10/10
Despite Its Inappropriate Title, One of the Best Edgar Wallace Movies Ever Made!
7 July 2008
Warning: Spoilers
If you love Edgar Wallace, you'll thrill to The Gaunt Stranger. This movie represents not only Wallace at his best, but British film-making at its finest. The cast is superb, with Sonnie Hale, normally a knockabout comedian, not putting a foot wrong as the opportunistic little spiv. He makes the most of his amusing lines and contrives to be both entertaining yet pitiable without overdoing either the humor or the sympathy. Not to be outshone, Wilfrid Lawson who normally plays slow-witted bumpkins turns in a chilling turn here as a killer without any redeeming features whatever – except maybe a love for good music.

The girls are excellent too – Louise Henry (making her second last movie) and Patricia Roc (right at the start of her sensational career. This was her third film).

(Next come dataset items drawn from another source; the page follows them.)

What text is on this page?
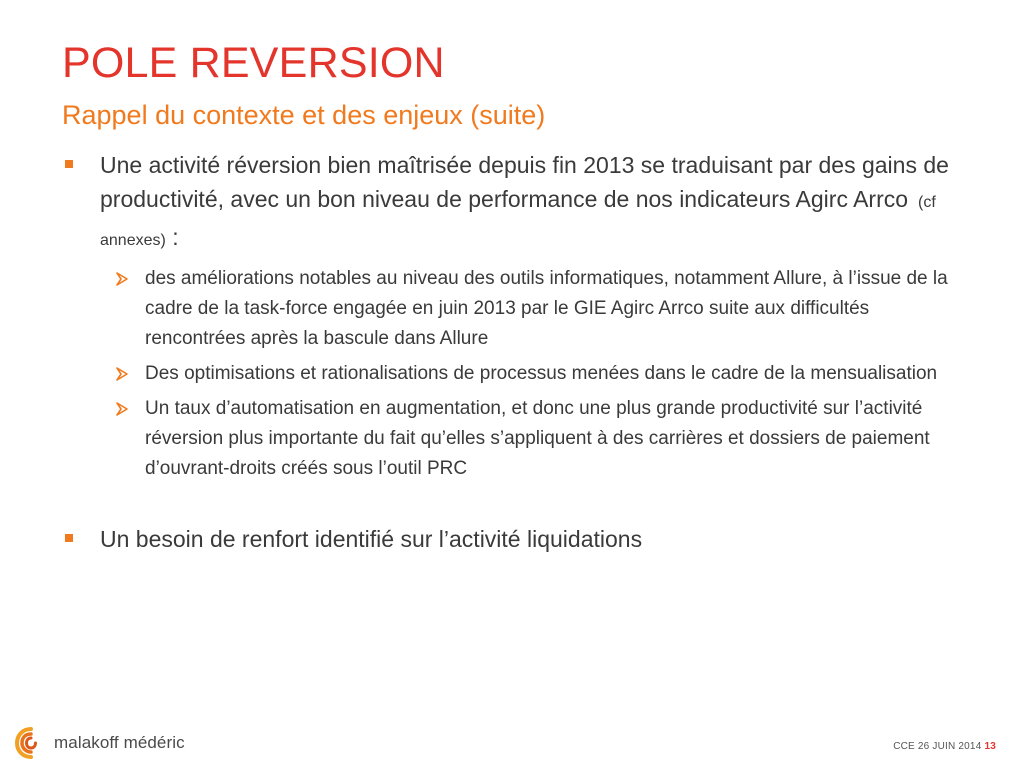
POLE REVERSION
Rappel du contexte et des enjeux (suite)
Une activité réversion bien maîtrisée depuis fin 2013 se traduisant par des gains de productivité, avec un bon niveau de performance de nos indicateurs Agirc Arrco (cf annexes) :
des améliorations notables au niveau des outils informatiques, notamment Allure, à l’issue de la cadre de la task-force engagée en juin 2013 par le GIE Agirc Arrco suite aux difficultés rencontrées après la bascule dans Allure
Des optimisations et rationalisations de processus menées dans le cadre de la mensualisation
Un taux d’automatisation en augmentation, et donc une plus grande productivité sur l’activité réversion plus importante du fait qu’elles s’appliquent à des carrières et dossiers de paiement d’ouvrant-droits créés sous l’outil PRC
Un besoin de renfort identifié sur l’activité liquidations
malakoff médéric	CCE 26 JUIN 2014 13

I'm tired of reading books by actors and writers who spend half their pages denigrating Walter Forde. In my opinion, Forde was Britain's greatest director. The fact that actors and writers didn't like him is a point in his favor. A director's job is not to make writers and actors happy, but the audience happy – and this Forde certainly accomplished in his 55 films career as a director, stretching from 1919 to 1949.